Let $B$ s.t. $spectrum(B)=(\lambda_i(B))_i$ does not contain $1$.
Prove that the eigenvalues of $A = (B + I)(B-I)^{-1}$ are $\left\{\lambda_i(A) = \frac{\lambda_i(B) + 1}{\lambda_i(B) - 1};i\le n\right\}$.
Prove that, for every $i$, $Re(\lambda_i(A))<0$ if and only if the spectral radius of $B$ satisfies $\rho(B) < 1$.
Thank you so much in advance, especially if you can correct my statement.

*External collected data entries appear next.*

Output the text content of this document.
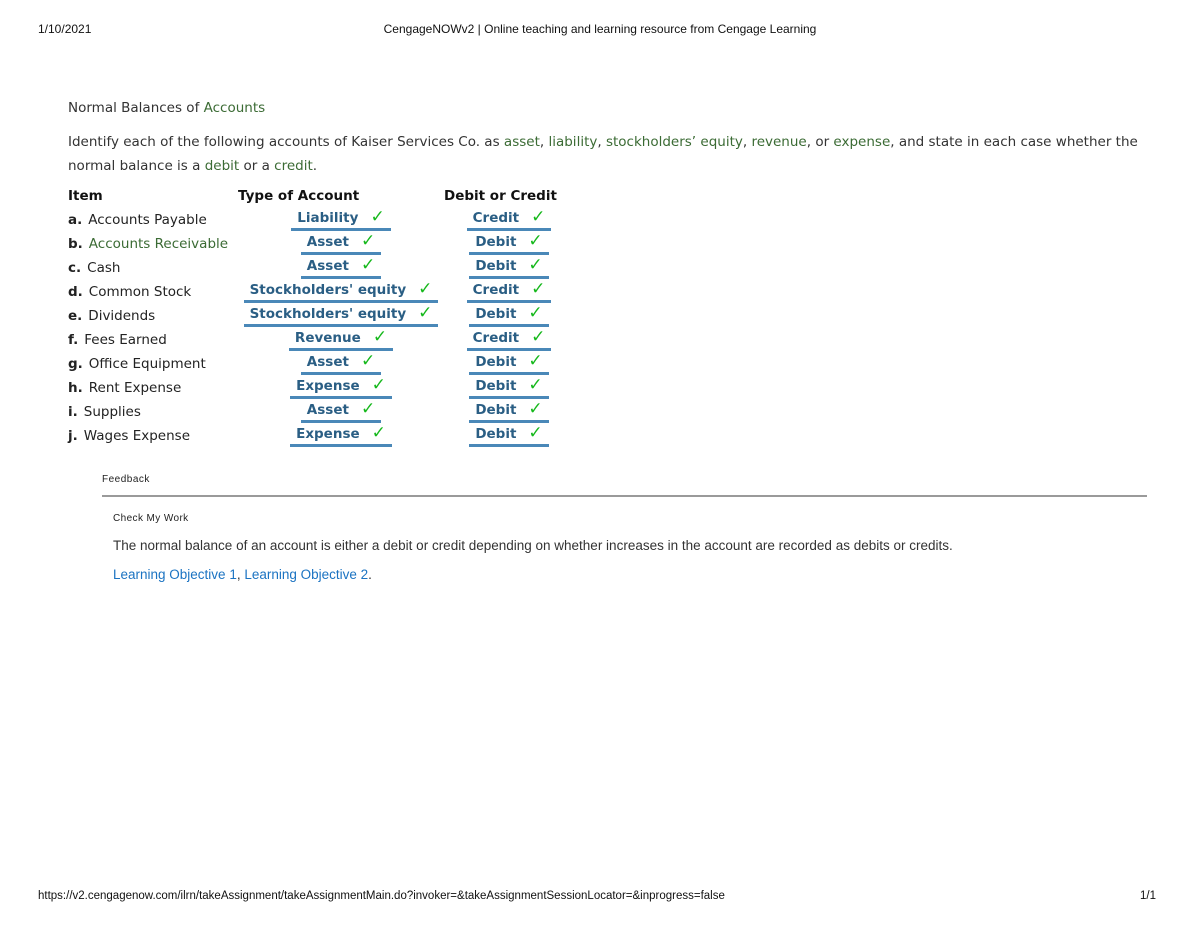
1/10/2021	CengageNOWv2 | Online teaching and learning resource from Cengage Learning

Normal Balances of Accounts

Identify each of the following accounts of Kaiser Services Co. as asset, liability, stockholders’ equity, revenue, or expense, and state in each case whether the normal balance is a debit or a credit.

Item	Type of Account	Debit or Credit
a. Accounts Payable	Liability ✓	Credit ✓
b. Accounts Receivable	Asset ✓	Debit ✓
c. Cash	Asset ✓	Debit ✓
d. Common Stock	Stockholders' equity ✓	Credit ✓
e. Dividends	Stockholders' equity ✓	Debit ✓
f. Fees Earned	Revenue ✓	Credit ✓
g. Office Equipment	Asset ✓	Debit ✓
h. Rent Expense	Expense ✓	Debit ✓
i. Supplies	Asset ✓	Debit ✓
j. Wages Expense	Expense ✓	Debit ✓
Feedback
Check My Work
The normal balance of an account is either a debit or credit depending on whether increases in the account are recorded as debits or credits.
Learning Objective 1, Learning Objective 2.
https://v2.cengagenow.com/ilrn/takeAssignment/takeAssignmentMain.do?invoker=&takeAssignmentSessionLocator=&inprogress=false	1/1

If the spectral radius is less than $1$, the result is pretty immediate.
Let $(v, \lambda)$ be an eigenpair for $B$. Then $(v, \lambda + 1)$ is an eigenpair for $B+I$ and $(v, \lambda-1)$ is an eigenpair for $B-I$. If $\lambda \not= 1$ (which is guaranteed if $\rho(B) < 1$) then $(v, \frac{1}{\lambda - 1})$ is an eigenpair for $(B-I)^{-1}$, and putting it together, $(v, \frac{\lambda +1}{\lambda-1})$ is an eigenpair for $A$.
The other direction is absolutely not true. We can just look at $1 \times 1$ matrices for a counterexample. For instance, take $B = 3$. Then $\rho(B)= 3$, and yet still $A = 2$ has eigenvalue $2 = \frac{3 + 1}{3 - 1}$.